Sweatin’ Bullets: JJ Abrams Army Defends L.A. from Alien Menace

Photo by Steven Meiers aka toastycakes used under Creative Commons

This Justin was warned last week about an “army firefight” that would be causing a ruckus at the Paramount lot across the street. Film title? “‘Cloverfield’ a.k.a. The Super Secret Untitled J.J. Abrams Project”.

New Yorkers may pretend to hate us, but Europeans are unashamed to love Los Angeles. Andrew at “Here In Van Nuys” tells us why.

Its common knowledge that smoking is bad for you, but did you know that “guns in the home are much more likely to kill or injure a household member than to protect against an attacker”? Well, you will next time you go to an LA gun store, thanks to Councilman Bernard Parks. Read more at Mayor Sam.

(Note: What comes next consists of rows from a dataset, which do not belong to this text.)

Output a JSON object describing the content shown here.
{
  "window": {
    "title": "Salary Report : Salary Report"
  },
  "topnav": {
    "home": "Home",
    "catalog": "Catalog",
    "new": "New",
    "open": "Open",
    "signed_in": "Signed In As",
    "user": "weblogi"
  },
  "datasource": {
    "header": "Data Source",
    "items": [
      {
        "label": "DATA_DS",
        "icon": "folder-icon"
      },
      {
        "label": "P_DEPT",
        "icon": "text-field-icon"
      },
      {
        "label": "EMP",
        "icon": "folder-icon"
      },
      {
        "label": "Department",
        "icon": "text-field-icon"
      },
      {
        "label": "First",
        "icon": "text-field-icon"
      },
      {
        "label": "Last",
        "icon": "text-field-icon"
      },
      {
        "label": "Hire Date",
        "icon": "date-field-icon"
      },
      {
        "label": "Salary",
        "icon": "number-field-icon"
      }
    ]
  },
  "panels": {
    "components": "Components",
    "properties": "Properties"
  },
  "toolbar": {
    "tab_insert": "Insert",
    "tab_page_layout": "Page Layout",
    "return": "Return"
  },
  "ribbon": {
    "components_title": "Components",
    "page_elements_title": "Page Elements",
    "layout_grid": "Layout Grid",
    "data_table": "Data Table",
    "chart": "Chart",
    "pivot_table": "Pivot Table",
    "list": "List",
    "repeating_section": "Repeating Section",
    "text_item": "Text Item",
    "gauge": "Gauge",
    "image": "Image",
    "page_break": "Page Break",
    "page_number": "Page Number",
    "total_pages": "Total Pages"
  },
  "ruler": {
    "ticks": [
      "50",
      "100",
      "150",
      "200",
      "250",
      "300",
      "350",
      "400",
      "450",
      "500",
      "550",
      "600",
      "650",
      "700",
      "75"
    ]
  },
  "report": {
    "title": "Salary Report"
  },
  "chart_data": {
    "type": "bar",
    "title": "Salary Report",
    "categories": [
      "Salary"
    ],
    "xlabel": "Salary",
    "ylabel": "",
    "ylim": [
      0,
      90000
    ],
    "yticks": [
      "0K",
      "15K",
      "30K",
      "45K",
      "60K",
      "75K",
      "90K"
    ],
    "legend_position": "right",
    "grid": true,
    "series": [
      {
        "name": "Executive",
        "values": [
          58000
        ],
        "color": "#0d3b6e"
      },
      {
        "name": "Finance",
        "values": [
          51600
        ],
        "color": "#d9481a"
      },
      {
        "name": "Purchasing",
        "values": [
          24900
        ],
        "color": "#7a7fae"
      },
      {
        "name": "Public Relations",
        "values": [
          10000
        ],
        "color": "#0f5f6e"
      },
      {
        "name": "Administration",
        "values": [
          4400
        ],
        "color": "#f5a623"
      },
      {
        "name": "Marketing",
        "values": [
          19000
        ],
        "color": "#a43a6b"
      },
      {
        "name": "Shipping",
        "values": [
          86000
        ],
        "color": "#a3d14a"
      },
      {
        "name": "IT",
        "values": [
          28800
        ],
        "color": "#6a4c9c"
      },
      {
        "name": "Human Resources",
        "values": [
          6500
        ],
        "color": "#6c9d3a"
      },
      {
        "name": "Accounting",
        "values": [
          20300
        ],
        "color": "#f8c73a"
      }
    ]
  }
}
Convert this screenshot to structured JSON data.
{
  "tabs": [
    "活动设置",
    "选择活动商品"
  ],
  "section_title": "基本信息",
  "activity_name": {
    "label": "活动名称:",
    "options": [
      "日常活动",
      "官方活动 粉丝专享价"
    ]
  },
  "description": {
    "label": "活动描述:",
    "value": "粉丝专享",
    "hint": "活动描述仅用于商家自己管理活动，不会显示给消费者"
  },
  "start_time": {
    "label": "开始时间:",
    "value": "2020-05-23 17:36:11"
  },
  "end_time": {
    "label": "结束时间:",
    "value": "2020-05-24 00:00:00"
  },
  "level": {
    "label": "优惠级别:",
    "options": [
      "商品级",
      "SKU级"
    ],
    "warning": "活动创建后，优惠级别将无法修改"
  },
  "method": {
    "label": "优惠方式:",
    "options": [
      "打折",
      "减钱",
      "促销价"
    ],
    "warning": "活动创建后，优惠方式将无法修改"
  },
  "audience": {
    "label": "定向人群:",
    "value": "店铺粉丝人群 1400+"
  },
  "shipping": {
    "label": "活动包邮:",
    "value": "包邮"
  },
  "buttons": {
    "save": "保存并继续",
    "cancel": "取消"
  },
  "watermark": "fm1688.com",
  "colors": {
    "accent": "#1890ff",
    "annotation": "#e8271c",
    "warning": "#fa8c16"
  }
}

Clearly, if you work for and around the Suicide Girls you don’t need your computer to look at naked chicks – freeing it up to fight crime. One male staffer (cuckolds in training?) set up a web cam in his apartment and watched from work as a cat burglar pilfered his doodads, looted his fridge, and got collared by the fuzz.

Mike at Franklin Ave. reproves that old saying that if you have nothing else to blog about, a 99cent Store photo essay always makes for a great post. (was it Henry Miller or Kerouac who coined that?)

MetroRider LA’s Fred Camino discovers some bus passengers who’ve had to resort to bring their own chairs to wait for the bus.